Saturday, October 29, 2011

the God theme in literature



Poetry and prose writers through the ages have produced some epic creative works with their visions of the immortal God(s), as conceived at particular times in history. Think of the Greek plays and epic poems, the Hindu epics, and the Middle Eastern and European pagan mythologies. The gods and super-heroes in these may be immortal beings endowed with supernatural powers, but they generally resemble or approximate human form, and have familiar human appetites.

The rise of the later monotheistic religions, beginning with Judaism and proceeding through Christianity and Islam, present a more mysterious God, but either through revelation or inspiration, the later writers retain some anthropomorphic qualities for the one God. For example, He occasionally speaks in a familiar language; He's concerned with interpersonal relationships between Himself and humans, and between humans; and He has given some laws which are to govern these relationships.

The descriptive qualities and characteristics of God given by these three dominant monotheistic religions have not changed much, if at all, in the last 1500 to 2000 years, and seem somewhat frozen in the language and conceptual abilities of the authors who committed them to writing. The stasis became reason enough for some philosophers to declare God was now dead. Further modern scholarship, scriptural criticism, and science, have continued to bump up against the traditional, dogmatic views of God. Indeed, there now seems a plethora of books by modern writers promoting the atheist view: God is not Great, by Christopher Hitchens; The God Delusion, by Richard Dawkins; and others. None of the atheists seem, however, to adequately address a resulting, fundamental issue of why then is there something instead of nothing?

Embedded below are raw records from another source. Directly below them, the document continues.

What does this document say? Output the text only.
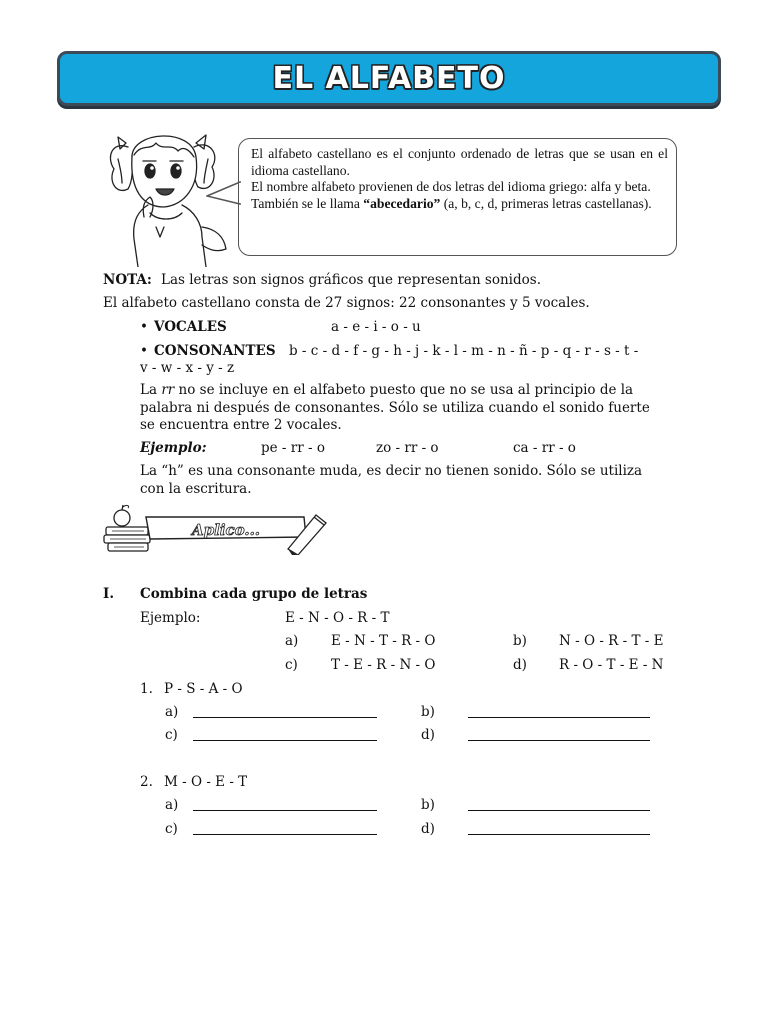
EL ALFABETO

El alfabeto castellano es el conjunto ordenado de letras que se usan en el idioma castellano.

El nombre alfabeto provienen de dos letras del idioma griego: alfa y beta.

También se le llama “abecedario” (a, b, c, d, primeras letras castellanas).

NOTA: Las letras son signos gráficos que representan sonidos.
El alfabeto castellano consta de 27 signos: 22 consonantes y 5 vocales.
• VOCALES	a - e - i - o - u
• CONSONANTES b - c - d - f - g - h - j - k - l - m - n - ñ - p - q - r - s - t -
v - w - x - y - z
La rr no se incluye en el alfabeto puesto que no se usa al principio de la
palabra ni después de consonantes. Sólo se utiliza cuando el sonido fuerte
se encuentra entre 2 vocales.
Ejemplo:	pe - rr - o	zo - rr - o	ca - rr - o
La “h” es una consonante muda, es decir no tienen sonido. Sólo se utiliza
con la escritura.
Aplico...
I. Combina cada grupo de letras
Ejemplo:	E - N - O - R - T
a) E - N - T - R - O	b) N - O - R - T - E
c) T - E - R - N - O	d) R - O - T - E - N
1. P - S - A - O
a)	b)
c)	d)
2. M - O - E - T
a)	b)
c)	d)
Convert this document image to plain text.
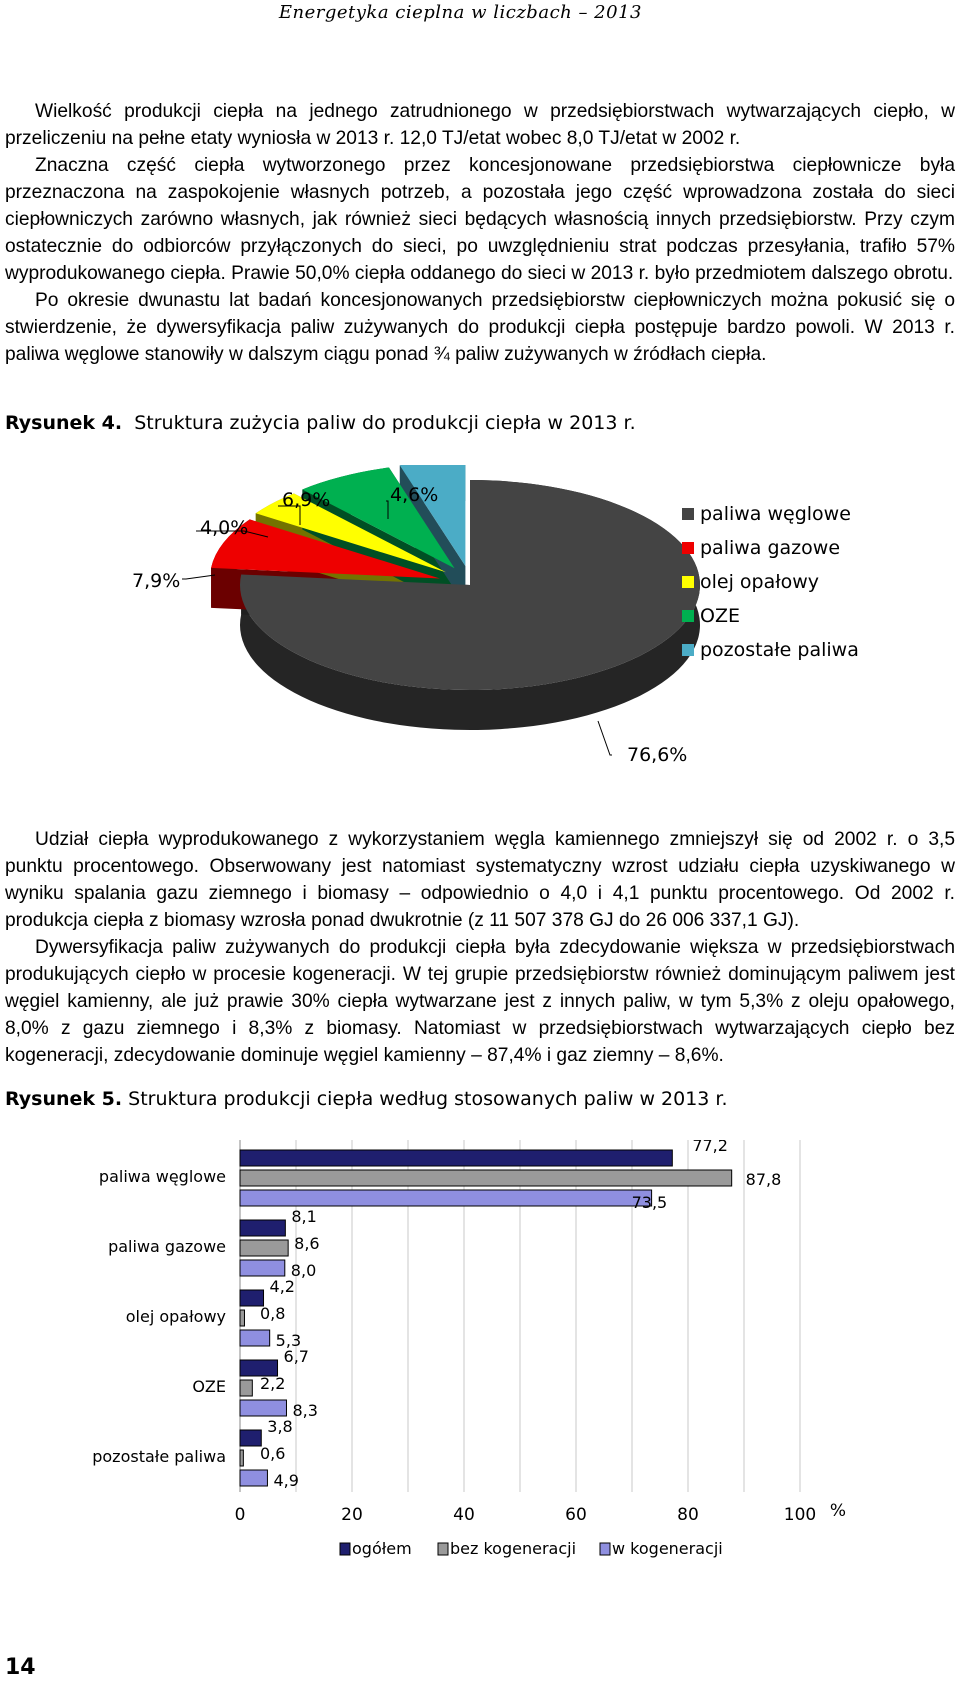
Energetyka cieplna w liczbach – 2013

Wielkość produkcji ciepła na jednego zatrudnionego w przedsiębiorstwach wytwarzających ciepło, w przeliczeniu na pełne etaty wyniosła w 2013 r. 12,0 TJ/etat wobec 8,0 TJ/etat w 2002 r.

Znaczna część ciepła wytworzonego przez koncesjonowane przedsiębiorstwa ciepłownicze była przeznaczona na zaspokojenie własnych potrzeb, a pozostała jego część wprowadzona została do sieci ciepłowniczych zarówno własnych, jak również sieci będących własnością innych przedsiębiorstw. Przy czym ostatecznie do odbiorców przyłączonych do sieci, po uwzględnieniu strat podczas przesyłania, trafiło 57% wyprodukowanego ciepła. Prawie 50,0% ciepła oddanego do sieci w 2013 r. było przedmiotem dalszego obrotu.

Po okresie dwunastu lat badań koncesjonowanych przedsiębiorstw ciepłowniczych można pokusić się o stwierdzenie, że dywersyfikacja paliw zużywanych do produkcji ciepła postępuje bardzo powoli. W 2013 r. paliwa węglowe stanowiły w dalszym ciągu ponad ¾ paliw zużywanych w źródłach ciepła.

Rysunek 4. Struktura zużycia paliw do produkcji ciepła w 2013 r.
76,6%
7,9%
4,0%
6,9%	4,6%
paliwa węglowe
paliwa gazowe
olej opałowy
OZE
pozostałe paliwa

Udział ciepła wyprodukowanego z wykorzystaniem węgla kamiennego zmniejszył się od 2002 r. o 3,5 punktu procentowego. Obserwowany jest natomiast systematyczny wzrost udziału ciepła uzyskiwanego w wyniku spalania gazu ziemnego i biomasy – odpowiednio o 4,0 i 4,1 punktu procentowego. Od 2002 r. produkcja ciepła z biomasy wzrosła ponad dwukrotnie (z 11 507 378 GJ do 26 006 337,1 GJ).

Dywersyfikacja paliw zużywanych do produkcji ciepła była zdecydowanie większa w przedsiębiorstwach produkujących ciepło w procesie kogeneracji. W tej grupie przedsiębiorstw również dominującym paliwem jest węgiel kamienny, ale już prawie 30% ciepła wytwarzane jest z innych paliw, w tym 5,3% z oleju opałowego, 8,0% z gazu ziemnego i 8,3% z biomasy. Natomiast w przedsiębiorstwach wytwarzających ciepło bez kogeneracji, zdecydowanie dominuje węgiel kamienny – 87,4% i gaz ziemny – 8,6%.

Rysunek 5. Struktura produkcji ciepła według stosowanych paliw w 2013 r.
0	20	40	60	80	100 %
77,2
87,8
73,5
8,1
8,6
8,0
4,2
0,8
5,3
6,7
2,2
8,3
3,8
0,6
4,9
paliwa węglowe
paliwa gazowe
olej opałowy
OZE
pozostałe paliwa
ogółem bez kogeneracji w kogeneracji
14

Theologians have sometimes been hampered by religious authorities and a fear of heresy from more fully exploring the questions and nature of a revealed God in a religious dogma. Too bad. A lot more might have been discovered in all those years.

Even literary fiction might happen onto some useful insights to God, through imaginative story-telling, guided by human experience and psyche. Think: Moby Dick. Recently I came across a reference to Kafka in an article by Robert Pogue Harrison (NY Review of Books, Oct. 13, 2011), which got me thinking again about this topic:

"In his conversations with Gustav Jaknouch, Kafka reportedly remarked:

God dwells in darkness. And that is a good thing, because without the protecting darkness, we should try to overcome God. That is man's nature.

"These are the words of a modern individual speaking in the wake of what Nietzsche called the death of God. Something similar could be said of Shakespeare. Like Kafka's Deus absconditus, he withdraws into a protective darkness that prevents us from getting a secure handle on him, hence from overthrowing him."

Awesome. Hope the topic was of interest to blog readers.